Wire everything up as a persistent service:

/etc/systemd/system/lora-pipeline.service:

[Unit]
Description=LoRA Fine-Tuning Pipeline Orchestrator
After=network.target ollama.service

[Service]
Type=simple
User=your-username
WorkingDirectory=/home/your-username/lora-pipeline
ExecStart=/home/your-username/lora-pipeline/.venv/bin/python3 scripts/orchestrator.py
Restart=on-failure
RestartSec=30
Environment=PIPELINE_MODEL_NAME=my-domain-model
Environment=PYTHONUNBUFFERED=1

[Install]
WantedBy=multi-user.target

sudo systemctl enable --now lora-pipeline
journalctl -u lora-pipeline -f

Production-Ready Additions

Eval before deploy: Don’t ship blindly. Write a small eval script that scores the new adapter on a held-out eval set (perplexity or a handful of gold-standard prompt/completion pairs). Gate the deploy step on passing a minimum score threshold. One bad data batch will cause silent regressions otherwise.
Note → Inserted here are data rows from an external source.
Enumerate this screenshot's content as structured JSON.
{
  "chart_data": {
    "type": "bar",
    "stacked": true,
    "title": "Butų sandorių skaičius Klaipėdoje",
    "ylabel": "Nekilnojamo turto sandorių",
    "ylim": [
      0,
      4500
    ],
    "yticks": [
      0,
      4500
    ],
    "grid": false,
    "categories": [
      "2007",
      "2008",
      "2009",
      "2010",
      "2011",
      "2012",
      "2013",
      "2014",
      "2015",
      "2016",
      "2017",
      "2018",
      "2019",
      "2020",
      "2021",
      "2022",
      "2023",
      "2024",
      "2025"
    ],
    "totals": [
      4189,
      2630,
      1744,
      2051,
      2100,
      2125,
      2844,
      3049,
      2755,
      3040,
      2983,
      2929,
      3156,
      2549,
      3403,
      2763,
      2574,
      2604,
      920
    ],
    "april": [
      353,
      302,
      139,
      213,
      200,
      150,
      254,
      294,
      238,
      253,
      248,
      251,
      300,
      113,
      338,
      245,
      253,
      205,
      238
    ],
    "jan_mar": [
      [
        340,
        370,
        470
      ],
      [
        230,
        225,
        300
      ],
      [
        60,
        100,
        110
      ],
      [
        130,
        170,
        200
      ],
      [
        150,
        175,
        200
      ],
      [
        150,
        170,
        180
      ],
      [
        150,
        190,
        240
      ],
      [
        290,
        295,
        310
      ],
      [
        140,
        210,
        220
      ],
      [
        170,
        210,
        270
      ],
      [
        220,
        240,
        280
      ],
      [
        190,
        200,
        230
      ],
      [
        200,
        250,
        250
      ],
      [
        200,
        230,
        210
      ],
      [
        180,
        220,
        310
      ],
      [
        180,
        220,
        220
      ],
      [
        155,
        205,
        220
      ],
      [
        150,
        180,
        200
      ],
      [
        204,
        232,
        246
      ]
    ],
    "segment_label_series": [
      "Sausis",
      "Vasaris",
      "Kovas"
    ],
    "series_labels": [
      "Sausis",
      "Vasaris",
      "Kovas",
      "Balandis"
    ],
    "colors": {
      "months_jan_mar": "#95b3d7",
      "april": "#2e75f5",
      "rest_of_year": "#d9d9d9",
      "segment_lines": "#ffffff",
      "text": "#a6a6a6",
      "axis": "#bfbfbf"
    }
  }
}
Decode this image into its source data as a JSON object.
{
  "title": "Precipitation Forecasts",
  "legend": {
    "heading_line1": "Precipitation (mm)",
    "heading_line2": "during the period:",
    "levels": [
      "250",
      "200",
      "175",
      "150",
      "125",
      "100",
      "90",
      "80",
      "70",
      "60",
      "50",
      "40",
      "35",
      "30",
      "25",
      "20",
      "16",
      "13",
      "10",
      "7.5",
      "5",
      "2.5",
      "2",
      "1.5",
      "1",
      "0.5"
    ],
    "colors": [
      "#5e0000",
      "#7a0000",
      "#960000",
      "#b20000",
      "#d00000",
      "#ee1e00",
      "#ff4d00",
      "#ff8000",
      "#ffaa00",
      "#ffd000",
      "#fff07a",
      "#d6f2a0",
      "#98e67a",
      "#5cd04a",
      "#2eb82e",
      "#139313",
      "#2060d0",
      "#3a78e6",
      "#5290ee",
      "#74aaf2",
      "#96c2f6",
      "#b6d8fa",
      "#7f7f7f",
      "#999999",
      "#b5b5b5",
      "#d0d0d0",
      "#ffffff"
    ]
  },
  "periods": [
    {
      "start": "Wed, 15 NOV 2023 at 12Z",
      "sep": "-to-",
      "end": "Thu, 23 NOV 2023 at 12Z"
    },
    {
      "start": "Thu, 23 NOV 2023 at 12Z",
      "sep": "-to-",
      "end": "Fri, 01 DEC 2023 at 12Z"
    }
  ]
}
Training config versioning: Store a config.json alongside each run in the adapters directory. When something breaks, you’ll want to know the exact hyperparameters used, not the ones currently in your script.

VRAM headroom monitoring: Add a pre-flight check before training starts. If nvidia-smi shows less than 10GB free, abort with a log entry. Shared VRAM (game running in another session, another inference process) will cause cryptic OOM kills mid-training.

Adapter versioning: Don’t overwrite the Ollama model on every run. Use timestamped names (my-model:20260520) and keep a symlink my-model:latest pointing to the current best. This lets you roll back in 10 seconds with ollama create my-model:latest -f Modelfile-prev.

Data quality gate: Before preprocessing, count samples, check average response length, and flag if variance is too high or too low. A batch of 50-character responses training against a model that normally produces 500-character responses will ruin your loss curve without any obvious error.

Realistic Timelines

On an RTX 4090 with a 7B model and a dataset of ~5,000 samples, expect:

Preprocessing: 2-3 minutes
Training (3 epochs): 45-90 minutes
Merge + GGUF conversion: 20-30 minutes
Total wall clock: under 2 hours per cycle

On a 3090 with a 7B model: add ~40% to training time. On a 3080 (10GB), you’re looking at a 3B model or significant context window reduction.

Final Thoughts

This setup has a real superpower: feedback loops. Your internal tool generates text, users flag bad outputs, flagged outputs become training samples, the pipeline retrains overnight, and the model gets better without manual intervention. That’s the actual value here — not one-shot fine-tuning, but a continuously improving specialized model that you control entirely.

The weak points to watch are data quality and eval rigor. Anyone can build a pipeline that retrains. The discipline is building one that only deploys improvements. Add your eval gate before this sees production traffic.